Guild Wars 2

There’s an article “Configuring User Account Control (UAC)” by Matt Chernicky here: https://forum-en.gw2archive.eu/forum/support/tech/Configuring-User-Account-Control-UAC.

I want to lobby for a change. The reason User Access Control (UAC) is being set is so that the EXE and DAT files in the Guild Wars 2 folder can be modified regularly (every time we bring it up).

The problem is that UAC exists is because it shuts down most of the vectors through which malware can enter a system. This is, in fact, one of the foremost rules of security: “Never perform an unprivileged task from a priviledged account”. In other words, don’t use admin rights unless admin rights are required.

To allow the GW2 game to run with full admin rights is, frankly, way up on the computer security “folly meter”. NOBODY should commonly run with admin rights. And, arguably, gamers are the body of humans this rule should apply to the most. Why? Because gamers get hack attacks against them at a very high rate.

The right answer is NOT to run the game in a local administrator account. If someone hacks the game, without UAC active, you are a sitting duck. Worse, if someone hacks your computer, Guild Wars itself becomes an even better sitting duck.

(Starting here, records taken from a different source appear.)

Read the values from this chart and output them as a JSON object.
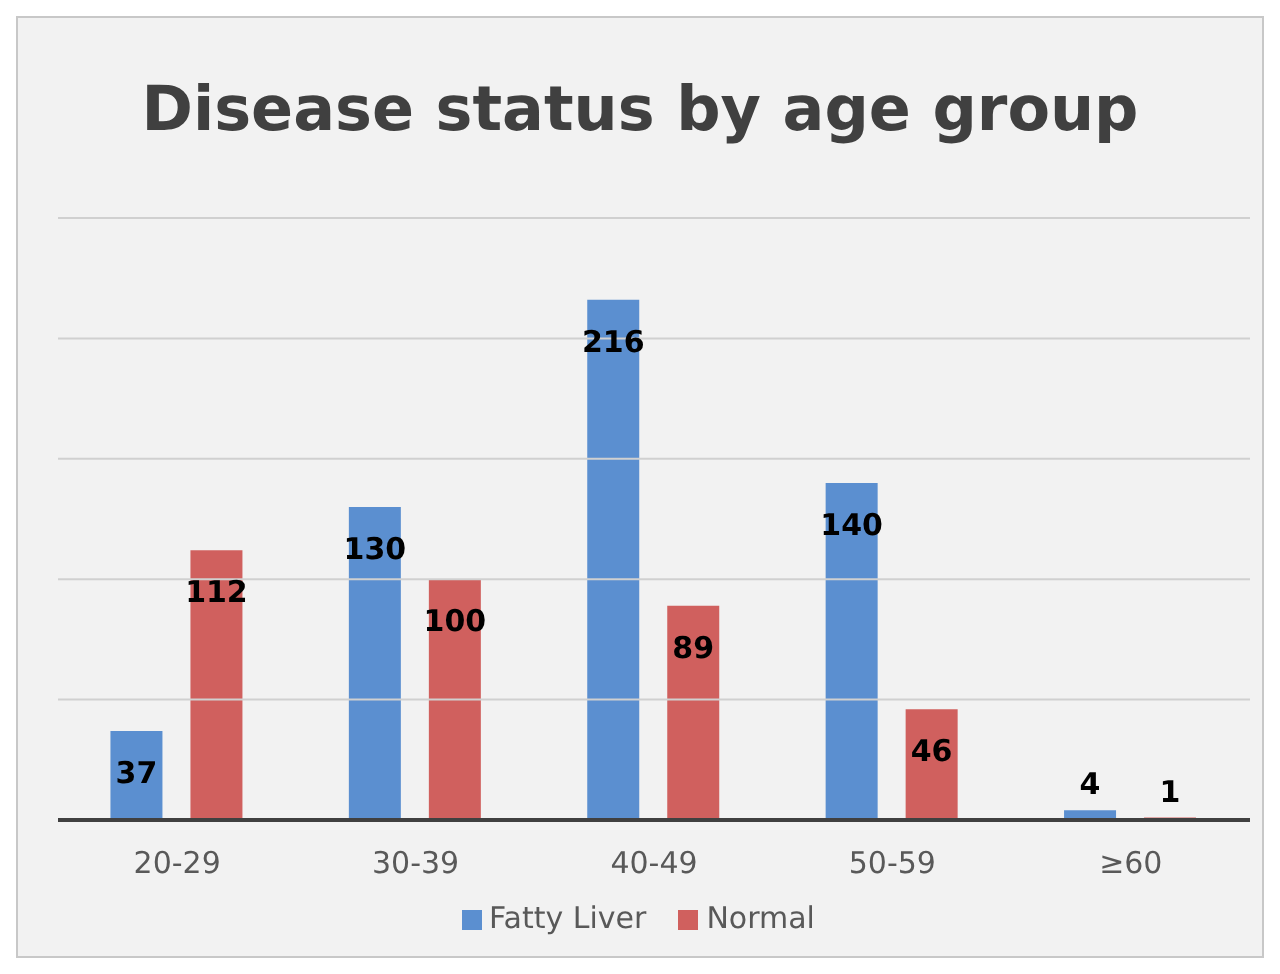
{
  "chart_data": {
    "type": "bar",
    "title": "Disease status by age group",
    "categories": [
      "20-29",
      "30-39",
      "40-49",
      "50-59",
      "≥60"
    ],
    "series": [
      {
        "name": "Fatty Liver",
        "color": "#5b8fd0",
        "values": [
          37,
          130,
          216,
          140,
          4
        ]
      },
      {
        "name": "Normal",
        "color": "#d0605e",
        "values": [
          112,
          100,
          89,
          46,
          1
        ]
      }
    ],
    "ylim": [
      0,
      250
    ],
    "yticks": [
      {
        "value": 0,
        "label": null
      },
      {
        "value": 50,
        "label": null
      },
      {
        "value": 100,
        "label": null
      },
      {
        "value": 150,
        "label": null
      },
      {
        "value": 200,
        "label": null
      },
      {
        "value": 250,
        "label": null
      }
    ],
    "tick_labels": "x",
    "grid": "y",
    "data_labels": true,
    "legend": "bottom"
  }
}
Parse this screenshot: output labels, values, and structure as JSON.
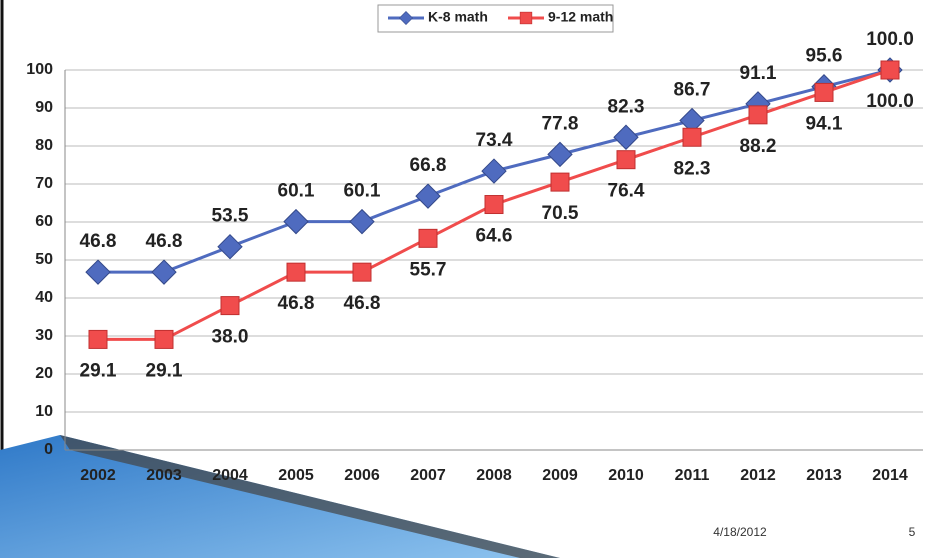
{
  "chart_data": {
    "type": "line",
    "categories": [
      "2002",
      "2003",
      "2004",
      "2005",
      "2006",
      "2007",
      "2008",
      "2009",
      "2010",
      "2011",
      "2012",
      "2013",
      "2014"
    ],
    "series": [
      {
        "name": "K-8 math",
        "color": "#4f6bbf",
        "marker": "diamond",
        "values": [
          46.8,
          46.8,
          53.5,
          60.1,
          60.1,
          66.8,
          73.4,
          77.8,
          82.3,
          86.7,
          91.1,
          95.6,
          100.0
        ],
        "value_labels": [
          "46.8",
          "46.8",
          "53.5",
          "60.1",
          "60.1",
          "66.8",
          "73.4",
          "77.8",
          "82.3",
          "86.7",
          "91.1",
          "95.6",
          "100.0"
        ]
      },
      {
        "name": "9-12 math",
        "color": "#f04c4c",
        "marker": "square",
        "values": [
          29.1,
          29.1,
          38.0,
          46.8,
          46.8,
          55.7,
          64.6,
          70.5,
          76.4,
          82.3,
          88.2,
          94.1,
          100.0
        ],
        "value_labels": [
          "29.1",
          "29.1",
          "38.0",
          "46.8",
          "46.8",
          "55.7",
          "64.6",
          "70.5",
          "76.4",
          "82.3",
          "88.2",
          "94.1",
          "100.0"
        ]
      }
    ],
    "ylim": [
      0,
      100
    ],
    "yticks": [
      0,
      10,
      20,
      30,
      40,
      50,
      60,
      70,
      80,
      90,
      100
    ],
    "grid": true,
    "legend": "top"
  },
  "slide": {
    "date": "4/18/2012",
    "number": "5"
  }
}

But, that leaves us with a problem: How to make the client work more securely. Well, there is a way. Instead of running in full admin mode, simply change the permissions on the two files to allow the current user account to write those files.

It’s not a complete solution, but it’s far better than running as admin. This solution allows the game to still be hacked, but that hackjob can’t trivially infect the rest of the computer, because UAC will send up a warning.

NOTE: The above applies to ALL games that “require” admin rights. In every case I have seen, this smaller hole in ones security footprint works.